A controller that won't run at the wrong time isn't a repair — it's an upgrade.
What's the permanent fix?
We install the Hunter HPC-400 (Hydrawise) WiFi controller. It reuses your existing valve wiring and sprinkler heads, so it's a swap at the controller, not a rebuild of your system. Once it's in:
- You set and check the schedule from your phone, anywhere.
- It keeps accurate time through power outages and handles daylight saving automatically.
- It uses local weather to skip or shorten watering when it's rained or it's about to — which keeps you onside with GTA watering bylaws and cuts waste.
- It alerts you if something looks off, instead of quietly watering the driveway for a month.
The water it saves is real: for a typical Newmarket property, a weather-aware controller saves up to $580 a year versus a manual timer. You can run your own numbers on our water cost calculator.
We're Hydrawise-certified (Hunter University trained), our upgrade pricing is published up front on our pricing guide, and the work carries our standard repair warranty. No surprise quotes. See the full smart controller upgrade, or if the rest of the system needs attention, our sprinkler repair page.
Which controller do you have?
If you'd rather set the schedule yourself first, we've written a plain-English programming guide for each of the common timers in York Region. Find yours below — the steps, and the "why is it watering twice?" fix, are in every one.
When should you call us?
If you're in Newmarket, Aurora, King City, Stouffville, Bolton, or Woodbridge and your sprinklers are running at the wrong time — or you're tired of resetting the timer every spring — we offer same-day repair through the in-season window across our York Region core.

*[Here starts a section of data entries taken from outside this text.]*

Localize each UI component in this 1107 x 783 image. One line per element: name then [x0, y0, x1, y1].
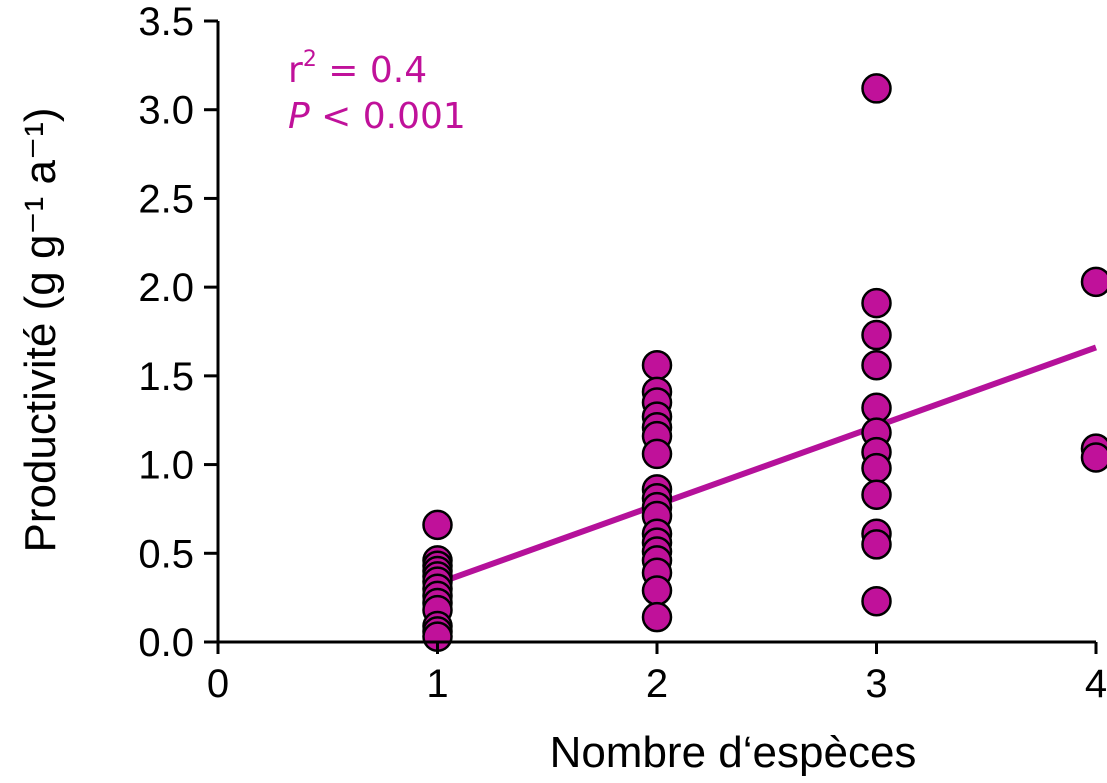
x-axis-title: Nombre d‘espèces	[550, 728, 917, 777]
data-point	[641, 349, 673, 381]
data-point	[1080, 442, 1107, 473]
y-tick-label: 1.0	[138, 444, 194, 488]
r2-value: = 0.4	[317, 50, 427, 91]
p-value-text: P < 0.001	[288, 96, 466, 137]
data-point	[861, 479, 892, 510]
data-point	[861, 452, 892, 484]
data-point	[861, 585, 892, 617]
r2-superscript: 2	[303, 47, 317, 72]
axes-layer: 0 1 2 3 4 0.0 0.5 1.0 1.5 2.0 2.5 3.0 3.5	[138, 0, 1107, 706]
p-label: P	[288, 96, 310, 137]
data-point	[861, 73, 892, 104]
p-value: < 0.001	[310, 96, 466, 137]
stats-annotation: r2 = 0.4 P < 0.001	[288, 47, 466, 137]
x-tick-label: 4	[1085, 662, 1107, 706]
x-tick-label: 2	[646, 662, 668, 706]
data-point	[861, 319, 892, 351]
r-squared-text: r2 = 0.4	[288, 47, 427, 91]
regression-line	[436, 344, 1098, 587]
data-point	[641, 601, 673, 633]
y-tick-label: 3.0	[138, 89, 194, 133]
r2-label: r	[288, 50, 303, 91]
points-layer	[422, 73, 1107, 652]
y-tick-label: 3.5	[138, 0, 194, 44]
data-point	[861, 349, 892, 381]
y-tick-label: 0.0	[138, 621, 194, 665]
y-tick-label: 2.0	[138, 266, 194, 310]
x-tick-label: 1	[426, 662, 448, 706]
y-tick-label: 2.5	[138, 177, 194, 221]
data-point	[641, 575, 673, 606]
data-point	[422, 509, 453, 541]
data-point	[641, 438, 673, 470]
y-tick-label: 1.5	[138, 355, 194, 399]
y-axis-title: Productivité (g g⁻¹ a⁻¹)	[16, 107, 65, 552]
data-point	[861, 287, 892, 319]
y-tick-label: 0.5	[138, 532, 194, 576]
trendline-layer	[436, 344, 1098, 587]
x-tick-label: 0	[207, 662, 229, 706]
x-tick-label: 3	[865, 662, 887, 706]
data-point	[1080, 266, 1107, 298]
data-point	[861, 529, 892, 560]
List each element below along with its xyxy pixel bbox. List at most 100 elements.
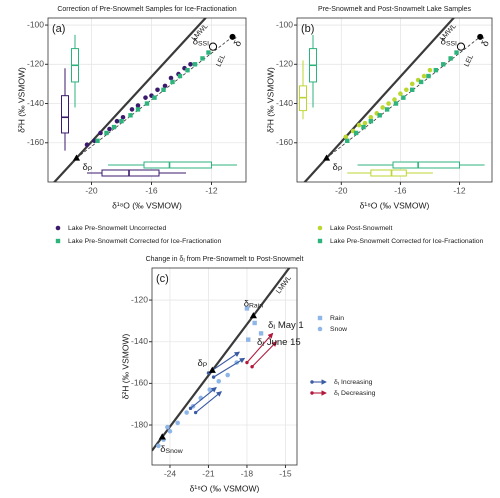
- point: [410, 87, 415, 92]
- arrow: [213, 357, 246, 378]
- arrow-start: [188, 406, 193, 411]
- y-axis-title: δ²H (‰ VSMOW): [16, 67, 26, 133]
- legend-label: Lake Pre-Snowmelt Uncorrected: [68, 225, 166, 232]
- point: [167, 428, 173, 434]
- point: [361, 124, 366, 130]
- text-part: δ: [197, 358, 202, 369]
- y-tick-label: -100: [276, 19, 293, 29]
- box: [143, 161, 212, 169]
- text-part: June 15: [264, 337, 300, 348]
- legend-label: Lake Pre-Snowmelt Corrected for Ice-Frac…: [330, 238, 484, 245]
- point: [398, 91, 403, 97]
- point: [409, 81, 415, 87]
- point: [258, 331, 264, 336]
- legend-swatch: [317, 315, 323, 321]
- point: [441, 62, 446, 67]
- point: [119, 118, 124, 124]
- x-tick-label: -20: [85, 185, 98, 195]
- x-tick-label: -16: [394, 185, 407, 195]
- point: [144, 101, 150, 106]
- point-label: δP: [197, 358, 207, 369]
- legend-label: Rain: [330, 315, 344, 322]
- text-part: Change in δ: [146, 256, 184, 263]
- chart-title: Pre-Snowmelt and Post-Snowmelt Lake Samp…: [318, 6, 471, 13]
- panel-label: (a): [52, 23, 65, 35]
- subscript: SSI: [198, 40, 209, 47]
- annotation: δI May 1: [268, 320, 304, 331]
- legend-swatch: [55, 225, 61, 231]
- point: [165, 424, 170, 430]
- reference-point: [456, 42, 466, 51]
- subscript: I: [338, 381, 339, 387]
- text-part: δ: [479, 39, 491, 48]
- point-label: δ*: [231, 36, 245, 48]
- point: [206, 50, 211, 55]
- reference-point: [158, 433, 166, 440]
- point: [128, 113, 133, 118]
- panel-border: [47, 17, 247, 183]
- lmwl-line: [303, 18, 456, 182]
- y-tick-label: -120: [131, 294, 148, 304]
- x-tick-label: -15: [279, 468, 292, 478]
- point: [380, 105, 385, 110]
- text-part: Decreasing: [339, 390, 375, 397]
- arrow: [251, 341, 278, 368]
- chart-title: Change in δI from Pre-Snowmelt to Post-S…: [146, 256, 304, 264]
- point: [353, 130, 359, 136]
- x-tick-label: -20: [335, 185, 348, 195]
- point: [135, 107, 141, 112]
- point: [170, 79, 175, 85]
- text-part: δ: [441, 36, 446, 47]
- box: [392, 161, 461, 169]
- subscript: I: [183, 258, 184, 264]
- legend-swatch: [317, 225, 323, 231]
- x-axis-title: δ¹⁸O (‰ VSMOW): [360, 200, 430, 210]
- point: [454, 50, 459, 55]
- point: [143, 95, 148, 100]
- point: [368, 114, 374, 120]
- point: [356, 122, 362, 128]
- point: [107, 126, 112, 132]
- point: [427, 67, 433, 73]
- x-axis-title: δ¹⁸O (‰ VSMOW): [190, 483, 260, 493]
- point: [343, 134, 349, 140]
- point: [156, 443, 161, 449]
- y-tick-label: -120: [276, 59, 293, 69]
- legend-label: δI Decreasing: [334, 390, 376, 398]
- legend-swatch: [317, 326, 323, 332]
- point: [246, 337, 251, 342]
- text-part: δ: [244, 298, 249, 309]
- lel-label: LEL: [216, 54, 228, 68]
- point: [244, 306, 250, 311]
- point: [386, 101, 391, 106]
- point: [162, 83, 168, 89]
- point-label: δSSI: [441, 36, 457, 47]
- point: [418, 79, 424, 85]
- point: [433, 67, 439, 73]
- point: [377, 113, 382, 118]
- legend-swatch: [317, 238, 323, 244]
- point-label: δSnow: [160, 443, 182, 454]
- y-axis-title: δ²H (‰ VSMOW): [265, 67, 275, 133]
- point: [200, 56, 205, 61]
- arrow: [246, 332, 274, 363]
- legend-swatch: [310, 391, 314, 395]
- arrow-start: [250, 365, 254, 369]
- arrow-start: [211, 375, 216, 379]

Start with our AI diagnostic tool to describe what's happening (it'll often pinpoint the controller before we even arrive), call (905) 960-0181, or book online. If the AI's diagnosis matches what we find on site, you get one hour of repair labour free.
Frequently asked questions
Can I fix the schedule myself?
Often, yes — correct the controller's clock first, then remove any extra start times and double-check AM vs PM. If the time keeps resetting on its own after you fix it, the backup battery or controller is failing and needs replacing.
Why do my sprinklers run twice a day?
Almost always two overlapping programs (A and B, for example) each have a start time set, so the system finishes one cycle and immediately begins another. Clearing the unused program's start time stops it.
Will a new controller work with my existing sprinklers?
Yes. A controller swap reuses your existing valve wiring and heads — we're replacing the brain, not the system. It's a straightforward upgrade, not a re-installation.
Do smart controllers really save water under GTA watering bylaws?
They do, because they skip watering when it's rained and shorten cycles in cool weather instead of running a fixed schedule. For a typical local property that's up to about $580 a year — and it keeps you compliant with day-of-week and rain rules automatically.
Which controller does PJL install?
The Hunter HPC-400 (Hydrawise). We install it exclusively because it's reliable, weather-aware, and we're certified on it — so support and warranty stay simple.